Pinocchio, Puppets, and Modernity by Pizzi Katia;

Pinocchio, Puppets, and Modernity by Pizzi Katia;

Author:Pizzi, Katia;
Language: eng
Format: epub
Publisher: Taylor & Francis Group
Published: 2012-06-15T00:00:00+00:00


It is not difficult to understand how non-figurative or ‘abstract’ thought, which almost eludes grounded representation, might precede the inception of a painting. Yet this may also be the case for the writer who, previous to the actual work of writing may form a loose and barely representable ‘mental image’ of his or her tale, which is just as likely to be visual as linguistic, if it can be described at all, and which originates in the writer’s mind long before it is ever manifest in type. This prefigural image of the ‘story’ may be quite different from the final text but may nevertheless remain in the memory of the writer. For both the painter and writer this intuited internal ‘image’ cannot ever be fully replicated; in attempting to capture the image, at least in a fragmented form, a narrative structure emerges for the writer. This is perhaps particularly clear in the episodic structure of Collodi’s tale since each segment stands alone, thus giving the impression of a series of tableaux as well as the ‘spaces’ between them; such episodic stories also reveal the process of transformation from idea to final work more clearly, since the process of their construction is laid bare. Furthermore, both in the image of the fireplace and the story’s image of the transformation of a log into a boy, Collodi seems almost to have written into his story this very gap between the ‘idea’ or mental image and the final, completed tale. The Adventures of Pinocchio, I would argue, is in fact a story about the creative process.
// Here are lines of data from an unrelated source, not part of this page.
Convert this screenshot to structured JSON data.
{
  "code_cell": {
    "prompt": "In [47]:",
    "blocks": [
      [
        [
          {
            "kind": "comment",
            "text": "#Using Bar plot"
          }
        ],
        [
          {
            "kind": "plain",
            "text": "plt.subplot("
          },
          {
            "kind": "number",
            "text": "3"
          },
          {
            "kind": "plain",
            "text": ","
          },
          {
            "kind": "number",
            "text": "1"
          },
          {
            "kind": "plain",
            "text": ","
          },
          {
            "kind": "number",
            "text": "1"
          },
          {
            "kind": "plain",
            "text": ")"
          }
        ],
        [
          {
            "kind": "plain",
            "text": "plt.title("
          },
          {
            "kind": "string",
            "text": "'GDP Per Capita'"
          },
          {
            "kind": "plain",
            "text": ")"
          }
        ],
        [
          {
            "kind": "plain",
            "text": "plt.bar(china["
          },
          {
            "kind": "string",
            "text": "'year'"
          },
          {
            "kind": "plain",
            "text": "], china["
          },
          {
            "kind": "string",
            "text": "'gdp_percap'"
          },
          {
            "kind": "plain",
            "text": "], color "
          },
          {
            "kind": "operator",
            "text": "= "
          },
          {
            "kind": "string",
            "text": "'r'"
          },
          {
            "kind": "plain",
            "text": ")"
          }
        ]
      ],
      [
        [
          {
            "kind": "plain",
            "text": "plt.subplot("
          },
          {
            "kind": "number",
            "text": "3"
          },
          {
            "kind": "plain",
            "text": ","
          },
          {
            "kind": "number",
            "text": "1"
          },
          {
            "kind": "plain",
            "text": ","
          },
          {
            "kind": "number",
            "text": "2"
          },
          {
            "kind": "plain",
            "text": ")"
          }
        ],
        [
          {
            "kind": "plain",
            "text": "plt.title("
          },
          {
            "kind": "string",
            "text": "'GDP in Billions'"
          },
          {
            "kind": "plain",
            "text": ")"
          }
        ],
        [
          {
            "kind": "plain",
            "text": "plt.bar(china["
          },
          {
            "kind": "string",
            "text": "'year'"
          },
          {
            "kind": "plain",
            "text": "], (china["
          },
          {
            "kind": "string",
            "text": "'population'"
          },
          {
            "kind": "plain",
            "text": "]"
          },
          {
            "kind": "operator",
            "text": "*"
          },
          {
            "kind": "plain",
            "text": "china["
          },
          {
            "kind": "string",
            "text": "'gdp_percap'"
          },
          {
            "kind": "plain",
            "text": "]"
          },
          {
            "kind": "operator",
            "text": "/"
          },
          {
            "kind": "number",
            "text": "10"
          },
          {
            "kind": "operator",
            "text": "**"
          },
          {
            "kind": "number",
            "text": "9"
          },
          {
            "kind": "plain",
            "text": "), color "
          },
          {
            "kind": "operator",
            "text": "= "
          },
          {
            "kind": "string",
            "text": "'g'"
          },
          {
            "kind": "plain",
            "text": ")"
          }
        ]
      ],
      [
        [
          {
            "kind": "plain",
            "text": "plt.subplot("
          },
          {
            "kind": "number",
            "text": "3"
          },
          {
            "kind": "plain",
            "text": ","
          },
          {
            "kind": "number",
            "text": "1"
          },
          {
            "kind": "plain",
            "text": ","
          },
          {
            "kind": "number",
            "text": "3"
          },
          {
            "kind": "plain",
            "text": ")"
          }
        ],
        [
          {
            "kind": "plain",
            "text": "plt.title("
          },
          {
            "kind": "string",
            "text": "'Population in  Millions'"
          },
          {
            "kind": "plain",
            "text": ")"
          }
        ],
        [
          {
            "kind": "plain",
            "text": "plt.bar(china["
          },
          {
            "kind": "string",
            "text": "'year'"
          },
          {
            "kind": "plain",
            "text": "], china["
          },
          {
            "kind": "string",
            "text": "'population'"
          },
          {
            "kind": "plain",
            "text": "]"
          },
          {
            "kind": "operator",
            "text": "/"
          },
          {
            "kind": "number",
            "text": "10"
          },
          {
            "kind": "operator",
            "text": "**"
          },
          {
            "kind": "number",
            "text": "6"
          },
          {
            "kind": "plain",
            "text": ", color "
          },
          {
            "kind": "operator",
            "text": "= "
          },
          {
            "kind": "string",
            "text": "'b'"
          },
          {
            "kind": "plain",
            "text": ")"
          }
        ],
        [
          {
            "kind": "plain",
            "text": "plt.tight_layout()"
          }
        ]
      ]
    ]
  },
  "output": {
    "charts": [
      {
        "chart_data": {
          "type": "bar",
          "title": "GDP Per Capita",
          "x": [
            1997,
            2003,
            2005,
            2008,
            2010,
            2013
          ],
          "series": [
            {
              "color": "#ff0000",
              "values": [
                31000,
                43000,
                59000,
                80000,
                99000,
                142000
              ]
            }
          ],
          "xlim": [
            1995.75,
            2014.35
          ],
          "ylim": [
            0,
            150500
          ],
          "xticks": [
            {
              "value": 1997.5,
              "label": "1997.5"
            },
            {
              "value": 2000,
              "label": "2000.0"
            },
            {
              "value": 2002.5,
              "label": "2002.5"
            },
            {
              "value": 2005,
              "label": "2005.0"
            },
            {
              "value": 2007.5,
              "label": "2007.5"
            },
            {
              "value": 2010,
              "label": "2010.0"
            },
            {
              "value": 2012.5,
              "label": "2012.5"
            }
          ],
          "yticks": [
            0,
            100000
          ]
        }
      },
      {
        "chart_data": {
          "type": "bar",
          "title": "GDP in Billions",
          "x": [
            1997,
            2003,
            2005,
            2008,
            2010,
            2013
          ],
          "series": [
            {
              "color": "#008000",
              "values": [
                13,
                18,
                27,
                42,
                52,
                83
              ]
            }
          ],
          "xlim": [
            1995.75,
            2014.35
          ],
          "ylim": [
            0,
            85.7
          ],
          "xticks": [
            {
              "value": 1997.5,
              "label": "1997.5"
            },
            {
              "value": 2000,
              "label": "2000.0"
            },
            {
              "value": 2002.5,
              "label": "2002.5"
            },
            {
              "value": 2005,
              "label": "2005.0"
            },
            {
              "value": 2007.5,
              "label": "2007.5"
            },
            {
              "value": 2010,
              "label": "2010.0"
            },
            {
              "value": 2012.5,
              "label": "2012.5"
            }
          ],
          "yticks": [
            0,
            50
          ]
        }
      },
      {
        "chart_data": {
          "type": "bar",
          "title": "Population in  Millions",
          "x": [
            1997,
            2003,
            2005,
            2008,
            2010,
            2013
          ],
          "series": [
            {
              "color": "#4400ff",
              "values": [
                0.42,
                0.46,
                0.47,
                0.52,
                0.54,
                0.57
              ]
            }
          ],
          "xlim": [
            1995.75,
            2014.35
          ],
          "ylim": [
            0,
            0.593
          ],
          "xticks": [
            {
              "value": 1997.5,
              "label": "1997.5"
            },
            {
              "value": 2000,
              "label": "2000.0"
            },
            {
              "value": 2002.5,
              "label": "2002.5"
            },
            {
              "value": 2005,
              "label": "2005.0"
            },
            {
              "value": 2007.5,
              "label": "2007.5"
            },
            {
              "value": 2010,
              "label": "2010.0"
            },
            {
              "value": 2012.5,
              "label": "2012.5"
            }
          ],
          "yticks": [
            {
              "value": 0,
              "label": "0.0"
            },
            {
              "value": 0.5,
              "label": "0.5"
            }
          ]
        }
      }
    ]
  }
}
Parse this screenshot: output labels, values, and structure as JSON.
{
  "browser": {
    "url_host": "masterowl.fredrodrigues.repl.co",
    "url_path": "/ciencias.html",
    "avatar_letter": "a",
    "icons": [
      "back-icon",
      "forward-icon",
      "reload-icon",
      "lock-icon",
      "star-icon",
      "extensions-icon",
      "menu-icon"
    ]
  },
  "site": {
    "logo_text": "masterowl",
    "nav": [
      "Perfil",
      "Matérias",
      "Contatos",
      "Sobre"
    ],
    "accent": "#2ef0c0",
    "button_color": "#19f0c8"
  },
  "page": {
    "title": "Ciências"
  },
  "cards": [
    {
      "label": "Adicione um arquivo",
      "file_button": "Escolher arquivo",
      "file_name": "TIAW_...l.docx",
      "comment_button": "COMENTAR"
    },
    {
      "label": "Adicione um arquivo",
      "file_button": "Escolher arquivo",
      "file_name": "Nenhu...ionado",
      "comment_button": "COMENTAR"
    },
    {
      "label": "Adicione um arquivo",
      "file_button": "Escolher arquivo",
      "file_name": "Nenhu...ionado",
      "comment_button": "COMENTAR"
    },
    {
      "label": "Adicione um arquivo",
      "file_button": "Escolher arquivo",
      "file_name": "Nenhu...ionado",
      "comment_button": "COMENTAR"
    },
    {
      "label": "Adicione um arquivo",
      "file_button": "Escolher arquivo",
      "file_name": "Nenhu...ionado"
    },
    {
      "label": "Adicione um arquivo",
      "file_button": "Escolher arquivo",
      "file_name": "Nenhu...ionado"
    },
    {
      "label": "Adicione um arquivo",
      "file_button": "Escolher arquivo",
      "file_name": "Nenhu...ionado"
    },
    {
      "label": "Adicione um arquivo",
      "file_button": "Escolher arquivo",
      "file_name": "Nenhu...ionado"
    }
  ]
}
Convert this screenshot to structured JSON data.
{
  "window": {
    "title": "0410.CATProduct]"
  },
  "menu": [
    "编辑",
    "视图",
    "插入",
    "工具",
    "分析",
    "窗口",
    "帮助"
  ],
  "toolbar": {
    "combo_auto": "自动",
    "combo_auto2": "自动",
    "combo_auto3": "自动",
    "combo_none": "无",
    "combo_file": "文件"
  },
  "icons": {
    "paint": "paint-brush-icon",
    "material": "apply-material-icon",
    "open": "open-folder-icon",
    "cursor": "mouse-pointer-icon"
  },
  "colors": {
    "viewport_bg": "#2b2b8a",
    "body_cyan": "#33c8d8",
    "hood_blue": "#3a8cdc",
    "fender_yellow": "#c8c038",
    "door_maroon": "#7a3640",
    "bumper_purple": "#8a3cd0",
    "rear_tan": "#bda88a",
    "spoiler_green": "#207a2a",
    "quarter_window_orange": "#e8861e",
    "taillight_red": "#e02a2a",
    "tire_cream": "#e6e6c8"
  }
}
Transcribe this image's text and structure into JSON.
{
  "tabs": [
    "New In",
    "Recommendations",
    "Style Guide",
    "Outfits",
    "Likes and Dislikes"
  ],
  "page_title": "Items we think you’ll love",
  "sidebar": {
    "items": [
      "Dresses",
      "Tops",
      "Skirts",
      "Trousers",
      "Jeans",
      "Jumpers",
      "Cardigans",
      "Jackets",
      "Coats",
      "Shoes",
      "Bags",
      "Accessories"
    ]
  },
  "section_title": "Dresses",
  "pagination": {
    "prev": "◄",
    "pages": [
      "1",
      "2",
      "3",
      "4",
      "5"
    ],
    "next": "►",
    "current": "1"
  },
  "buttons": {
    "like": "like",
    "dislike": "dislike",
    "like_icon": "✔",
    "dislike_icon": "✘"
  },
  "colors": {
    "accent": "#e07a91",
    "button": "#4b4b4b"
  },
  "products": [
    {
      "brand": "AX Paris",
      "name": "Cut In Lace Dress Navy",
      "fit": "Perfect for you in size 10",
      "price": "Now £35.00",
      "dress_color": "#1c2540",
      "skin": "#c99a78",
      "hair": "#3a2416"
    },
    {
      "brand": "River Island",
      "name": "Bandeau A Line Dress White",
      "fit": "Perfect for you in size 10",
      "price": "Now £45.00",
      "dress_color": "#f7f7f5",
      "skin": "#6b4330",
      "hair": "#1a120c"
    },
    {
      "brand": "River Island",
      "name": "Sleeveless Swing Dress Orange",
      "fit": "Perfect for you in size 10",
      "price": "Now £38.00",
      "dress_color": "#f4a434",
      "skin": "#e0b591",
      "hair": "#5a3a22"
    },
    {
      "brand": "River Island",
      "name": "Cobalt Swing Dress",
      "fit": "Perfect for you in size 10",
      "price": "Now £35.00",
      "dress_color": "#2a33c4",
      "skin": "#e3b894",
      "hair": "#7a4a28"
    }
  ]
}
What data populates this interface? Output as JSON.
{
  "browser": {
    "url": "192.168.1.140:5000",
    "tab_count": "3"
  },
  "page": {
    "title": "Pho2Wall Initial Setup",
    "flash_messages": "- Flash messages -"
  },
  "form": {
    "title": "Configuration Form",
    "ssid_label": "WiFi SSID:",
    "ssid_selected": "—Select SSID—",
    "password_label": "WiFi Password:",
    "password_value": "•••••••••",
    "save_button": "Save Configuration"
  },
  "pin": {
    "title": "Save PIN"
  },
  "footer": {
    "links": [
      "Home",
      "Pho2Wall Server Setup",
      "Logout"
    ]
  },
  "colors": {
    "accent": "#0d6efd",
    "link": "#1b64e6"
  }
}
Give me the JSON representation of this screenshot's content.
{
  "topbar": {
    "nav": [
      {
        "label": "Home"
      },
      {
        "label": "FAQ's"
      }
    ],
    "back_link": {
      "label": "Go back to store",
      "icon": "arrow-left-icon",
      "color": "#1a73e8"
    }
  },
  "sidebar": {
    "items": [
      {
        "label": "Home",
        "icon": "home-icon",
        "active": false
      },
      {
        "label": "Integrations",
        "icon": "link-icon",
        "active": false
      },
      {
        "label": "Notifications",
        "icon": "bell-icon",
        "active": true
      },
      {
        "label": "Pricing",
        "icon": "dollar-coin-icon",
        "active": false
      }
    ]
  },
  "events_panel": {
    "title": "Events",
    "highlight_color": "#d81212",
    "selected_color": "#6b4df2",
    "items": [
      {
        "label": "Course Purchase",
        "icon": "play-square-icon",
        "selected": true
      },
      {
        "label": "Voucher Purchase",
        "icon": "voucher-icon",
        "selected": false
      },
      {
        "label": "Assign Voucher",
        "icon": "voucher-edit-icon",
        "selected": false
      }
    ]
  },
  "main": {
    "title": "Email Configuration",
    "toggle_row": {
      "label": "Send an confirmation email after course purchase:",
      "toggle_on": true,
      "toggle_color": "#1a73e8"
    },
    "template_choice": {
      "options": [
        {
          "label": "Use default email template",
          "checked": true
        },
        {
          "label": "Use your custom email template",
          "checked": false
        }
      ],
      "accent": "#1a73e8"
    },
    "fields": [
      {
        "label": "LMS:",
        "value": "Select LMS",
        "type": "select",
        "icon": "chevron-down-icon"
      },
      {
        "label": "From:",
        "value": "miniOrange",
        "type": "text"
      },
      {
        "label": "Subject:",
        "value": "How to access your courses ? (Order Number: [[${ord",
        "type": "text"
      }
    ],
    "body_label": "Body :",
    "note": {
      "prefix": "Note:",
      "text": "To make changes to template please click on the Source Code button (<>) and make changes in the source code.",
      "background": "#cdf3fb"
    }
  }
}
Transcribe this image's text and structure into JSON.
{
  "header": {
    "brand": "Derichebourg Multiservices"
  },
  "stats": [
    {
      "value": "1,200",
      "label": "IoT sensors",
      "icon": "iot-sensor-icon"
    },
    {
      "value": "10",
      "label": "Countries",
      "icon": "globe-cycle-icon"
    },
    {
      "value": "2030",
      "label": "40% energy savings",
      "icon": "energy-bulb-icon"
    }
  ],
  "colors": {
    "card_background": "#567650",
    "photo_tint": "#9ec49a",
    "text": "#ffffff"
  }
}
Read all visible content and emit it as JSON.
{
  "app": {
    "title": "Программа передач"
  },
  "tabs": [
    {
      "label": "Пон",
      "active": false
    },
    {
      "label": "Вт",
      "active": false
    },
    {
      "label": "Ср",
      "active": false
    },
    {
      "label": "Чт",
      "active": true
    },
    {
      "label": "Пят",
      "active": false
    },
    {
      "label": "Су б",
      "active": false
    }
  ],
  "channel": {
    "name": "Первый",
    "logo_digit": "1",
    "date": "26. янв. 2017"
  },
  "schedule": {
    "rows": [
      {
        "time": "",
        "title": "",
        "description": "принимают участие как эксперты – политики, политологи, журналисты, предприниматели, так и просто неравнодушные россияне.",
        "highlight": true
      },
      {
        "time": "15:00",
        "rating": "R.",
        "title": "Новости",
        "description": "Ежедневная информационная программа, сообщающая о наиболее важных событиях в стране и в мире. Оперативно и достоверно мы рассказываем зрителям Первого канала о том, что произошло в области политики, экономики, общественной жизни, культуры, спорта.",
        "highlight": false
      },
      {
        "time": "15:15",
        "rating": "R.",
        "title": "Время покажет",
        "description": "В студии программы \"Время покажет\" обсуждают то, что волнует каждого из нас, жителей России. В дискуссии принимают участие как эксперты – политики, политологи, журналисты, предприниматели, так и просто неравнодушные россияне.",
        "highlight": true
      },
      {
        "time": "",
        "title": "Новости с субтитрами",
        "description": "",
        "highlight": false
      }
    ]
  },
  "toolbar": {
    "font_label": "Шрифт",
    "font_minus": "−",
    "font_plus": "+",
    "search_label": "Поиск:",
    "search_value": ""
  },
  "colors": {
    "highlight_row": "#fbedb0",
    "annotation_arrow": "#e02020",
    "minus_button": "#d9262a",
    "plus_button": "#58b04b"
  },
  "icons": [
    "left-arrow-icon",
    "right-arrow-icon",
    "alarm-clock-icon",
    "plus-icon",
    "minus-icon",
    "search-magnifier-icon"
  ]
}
In the same way, a painter might move between a series of unwanted or ‘incorrect’ images in his or her commitment to what cannot be found or represented, so what is actually seen in the pictures, perceived almost as peripheral by the painter, may not be as important as what cannot be seen and which forms the heart of the process. The narrative arc here might then be considered as the relationship between the patch of paint and the whole of the picture, in other words, the relationship between the process of painting and the images that emerge as products of this process. This is a way of understanding painting that subverts the notion of the integrity of the individual work so central to traditional aesthetics, especially where we consider the ‘real work’ to lie in the gaps between the actual works produced, an approach that is central to my own painting practice. In closely looking at the developing theoretical and conceptual concerns of the Macchiaioli painters, one can see how the relationship between the patch and the whole is often stretched to the limit. In this fragmented limit, it is as if the world is about to fall apart, as in the tension between unity and disparity, centre and periphery. Furthermore, this is not only an issue for painting; in these tensions, as we shall see, we find an exact reflection of the political situation of the time.